When I got to campus the next year, I knew deep down that I was smart enough to be there, I had finished my freshmen year courses off well, but it still didn’t stop me from feeling intimidated in the first week of classes. The first week of classes is stressful anyway with lots of new information and talks of midterms and grading schemes being pushed your way. I always feel as though I get overwhelmed in the first week but it seems like everyone else is calm and collected and unfazed by all of this new information – it often makes me think about if they’re all just much smarter than me? I’ve even switched out of classes in the first week because I felt as though I wasn’t smart enough to be there or wasn’t as intelligent as the other students in the course, which ended up not being true!
Over the summer I did a really cool internship and I also got the opportunity to talk to a lot of interesting and incredibly accomplished people. In one of my conversations with a mentor, he brought up the concept of imposter syndrome. We had been talking all summer about his work and areas that we both found interesting and as the internship drew to a close and I was getting ready to go back to college, he said something that really spoke to me. He told me that there will always be those people in my classes who look like they know what they’re doing and who can open their mouths and say things that sound impressive, but that I was an interesting person and I had experiences and thoughts that were valuable and made me unique. I feel like deep down I knew this, I knew that I put effort into work I do and talked about things that I’m actually passionate about instead of saying things just to sound impressive, but it was different to hear it coming from someone else.

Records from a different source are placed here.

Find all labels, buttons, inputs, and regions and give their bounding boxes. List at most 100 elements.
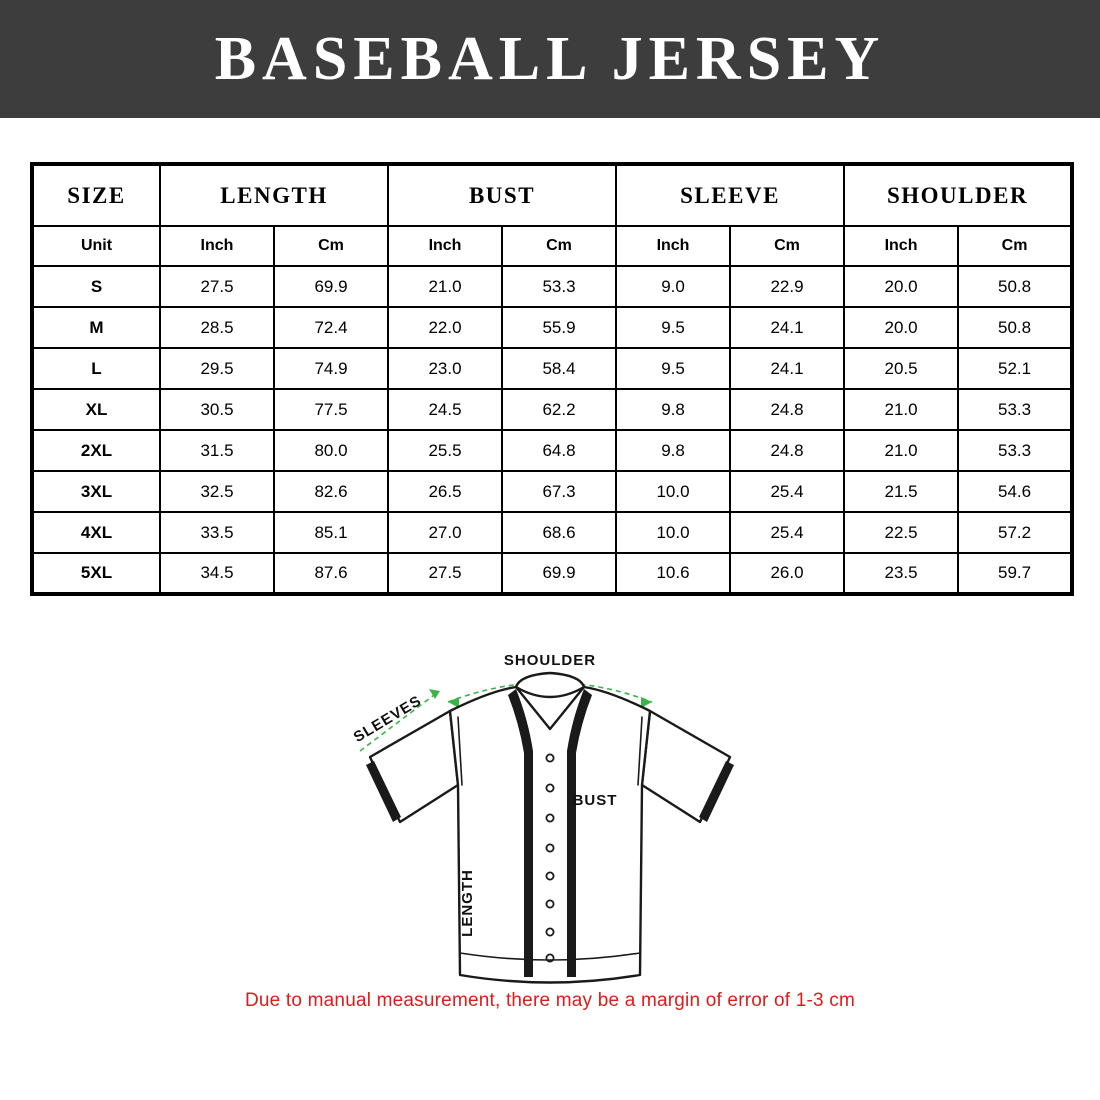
measurement-cell-shoulder-cm: 57.2 [957, 511, 1074, 554]
measurement-cell-length-in: 29.5 [159, 347, 275, 390]
button [545, 783, 555, 793]
measurement-cell-sleeve-in: 9.5 [615, 306, 732, 349]
measurement-cell-sleeve-cm: 22.9 [729, 265, 846, 308]
measurement-disclaimer: Due to manual measurement, there may be … [244, 990, 856, 1011]
measurement-cell-length-in: 34.5 [159, 552, 275, 595]
measurement-cell-length-in: 30.5 [159, 388, 275, 431]
unit-header-length-inch: Inch [159, 225, 275, 267]
table-row: L 29.5 74.9 23.0 58.4 9.5 24.1 20.5 52.1 [31, 347, 1074, 390]
size-label-cell: 4XL [31, 511, 161, 554]
unit-header-sleeve-inch: Inch [615, 225, 732, 267]
placket-left-trim [508, 689, 533, 977]
size-label-cell: 3XL [31, 470, 161, 513]
measurement-cell-length-in: 27.5 [159, 265, 275, 308]
right-cuff-trim [699, 761, 734, 822]
left-shoulder-seam [457, 716, 463, 786]
measurement-cell-shoulder-in: 20.0 [843, 306, 960, 349]
column-group-size: SIZE [31, 163, 161, 227]
measurement-cell-shoulder-in: 21.0 [843, 388, 960, 431]
unit-header-bust-inch: Inch [387, 225, 504, 267]
measurement-cell-bust-cm: 69.9 [501, 552, 618, 595]
shoulder-arrow-left [448, 697, 459, 708]
measurement-cell-length-cm: 80.0 [272, 429, 390, 472]
measurement-cell-bust-in: 21.0 [387, 265, 504, 308]
right-sleeve [640, 709, 732, 824]
button [545, 899, 555, 909]
measurement-cell-length-in: 31.5 [159, 429, 275, 472]
measurement-cell-sleeve-cm: 26.0 [729, 552, 846, 595]
length-label: LENGTH [459, 869, 476, 937]
measurement-cell-bust-in: 24.5 [387, 388, 504, 431]
bust-label: BUST [573, 792, 618, 809]
unit-header-shoulder-cm: Cm [957, 225, 1074, 267]
size-label-cell: M [31, 306, 161, 349]
measurement-cell-bust-in: 22.0 [387, 306, 504, 349]
header-banner: BASEBALL JERSEY [0, 0, 1100, 118]
measurement-cell-bust-in: 23.0 [387, 347, 504, 390]
column-group-bust: BUST [387, 163, 618, 227]
measurement-cell-bust-cm: 55.9 [501, 306, 618, 349]
placket-right-trim [567, 689, 592, 977]
column-group-sleeve: SLEEVE [615, 163, 846, 227]
button [545, 753, 555, 763]
left-cuff-trim [366, 761, 401, 822]
measurement-cell-length-cm: 77.5 [272, 388, 390, 431]
column-group-shoulder: SHOULDER [843, 163, 1074, 227]
measurement-cell-length-in: 28.5 [159, 306, 275, 349]
measurement-cell-sleeve-in: 10.6 [615, 552, 732, 595]
table-row: 2XL 31.5 80.0 25.5 64.8 9.8 24.8 21.0 53.3 [31, 429, 1074, 472]
unit-header-sleeve-cm: Cm [729, 225, 846, 267]
measurement-cell-length-cm: 87.6 [272, 552, 390, 595]
measurement-cell-shoulder-in: 23.5 [843, 552, 960, 595]
measurement-cell-shoulder-cm: 54.6 [957, 470, 1074, 513]
measurement-cell-sleeve-cm: 24.1 [729, 347, 846, 390]
measurement-cell-sleeve-cm: 24.1 [729, 306, 846, 349]
measurement-cell-shoulder-in: 21.5 [843, 470, 960, 513]
measurement-cell-shoulder-cm: 53.3 [957, 388, 1074, 431]
measurement-cell-sleeve-cm: 25.4 [729, 470, 846, 513]
size-label-cell: L [31, 347, 161, 390]
shoulder-guide-line [447, 681, 653, 703]
measurement-cell-sleeve-in: 9.0 [615, 265, 732, 308]
measurement-cell-sleeve-cm: 25.4 [729, 511, 846, 554]
hem-line [459, 952, 641, 961]
size-label-cell: 5XL [31, 552, 161, 595]
collar [514, 671, 586, 699]
measurement-cell-sleeve-cm: 24.8 [729, 388, 846, 431]
measurement-cell-length-in: 32.5 [159, 470, 275, 513]
jersey-body [448, 685, 652, 984]
measurement-cell-shoulder-cm: 52.1 [957, 347, 1074, 390]
measurement-cell-sleeve-in: 10.0 [615, 511, 732, 554]
shoulder-arrow-right [641, 697, 652, 708]
measurement-cell-shoulder-in: 20.5 [843, 347, 960, 390]
unit-header-bust-cm: Cm [501, 225, 618, 267]
page-title: BASEBALL JERSEY [214, 25, 886, 93]
measurement-cell-bust-in: 26.5 [387, 470, 504, 513]
table-row: M 28.5 72.4 22.0 55.9 9.5 24.1 20.0 50.8 [31, 306, 1074, 349]
unit-header-length-cm: Cm [272, 225, 390, 267]
measurement-cell-length-cm: 69.9 [272, 265, 390, 308]
measurement-cell-sleeve-cm: 24.8 [729, 429, 846, 472]
measurement-cell-length-in: 33.5 [159, 511, 275, 554]
table-row: 3XL 32.5 82.6 26.5 67.3 10.0 25.4 21.5 54.6 [31, 470, 1074, 513]
table-row: S 27.5 69.9 21.0 53.3 9.0 22.9 20.0 50.8 [31, 265, 1074, 308]
group-header-row: SIZE LENGTH BUST SLEEVE SHOULDER [31, 163, 1074, 227]
measurement-cell-bust-in: 27.0 [387, 511, 504, 554]
measurement-cell-bust-cm: 58.4 [501, 347, 618, 390]
button [545, 953, 555, 963]
measurement-cell-bust-cm: 53.3 [501, 265, 618, 308]
measurement-cell-bust-cm: 67.3 [501, 470, 618, 513]
right-shoulder-seam [637, 716, 643, 786]
measurement-cell-length-cm: 82.6 [272, 470, 390, 513]
measurement-cell-bust-in: 25.5 [387, 429, 504, 472]
table-row: 4XL 33.5 85.1 27.0 68.6 10.0 25.4 22.5 57.2 [31, 511, 1074, 554]
table-row: XL 30.5 77.5 24.5 62.2 9.8 24.8 21.0 53.3 [31, 388, 1074, 431]
measurement-cell-length-cm: 74.9 [272, 347, 390, 390]
measurement-cell-sleeve-in: 10.0 [615, 470, 732, 513]
measurement-cell-shoulder-in: 22.5 [843, 511, 960, 554]
button [545, 927, 555, 937]
shoulder-label: SHOULDER [504, 652, 596, 669]
measurement-cell-sleeve-in: 9.5 [615, 347, 732, 390]
unit-header-row: Unit Inch Cm Inch Cm Inch Cm Inch Cm [31, 225, 1074, 267]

Especially since coming to the US, I’ve found that there will always be those people who have the typical educational background, know the right people, and say impressive things, but that doesn’t mean that they are any smarter than you. The thing I’ve learned from two and a bit years of college so far is that I have qualities that are unique to me, and I’m sure everyone else does too. There’s no need to constantly compare myself to others and wonder if I am just as smart of smarter than them, because a) you can’t judge intelligence just from one class and b) you’re comparing yourself to one very specific type of person, and for what reason?
This year I’ve gone into classes, exams, and recruiting processes doing my best not to compare myself to others and remembering those qualities which make me unique, valuable, and prepared for whatever test or interview I’m going into. It’s something that has taken a lot of practice and conscious effort to put into action, but it’s a piece of advice I’d pass onto anyone currently experiencing imposter syndrome. And just remember, so many people experience imposter syndrome and feelings of self doubt all the time, if you are experiencing those, you are not alone!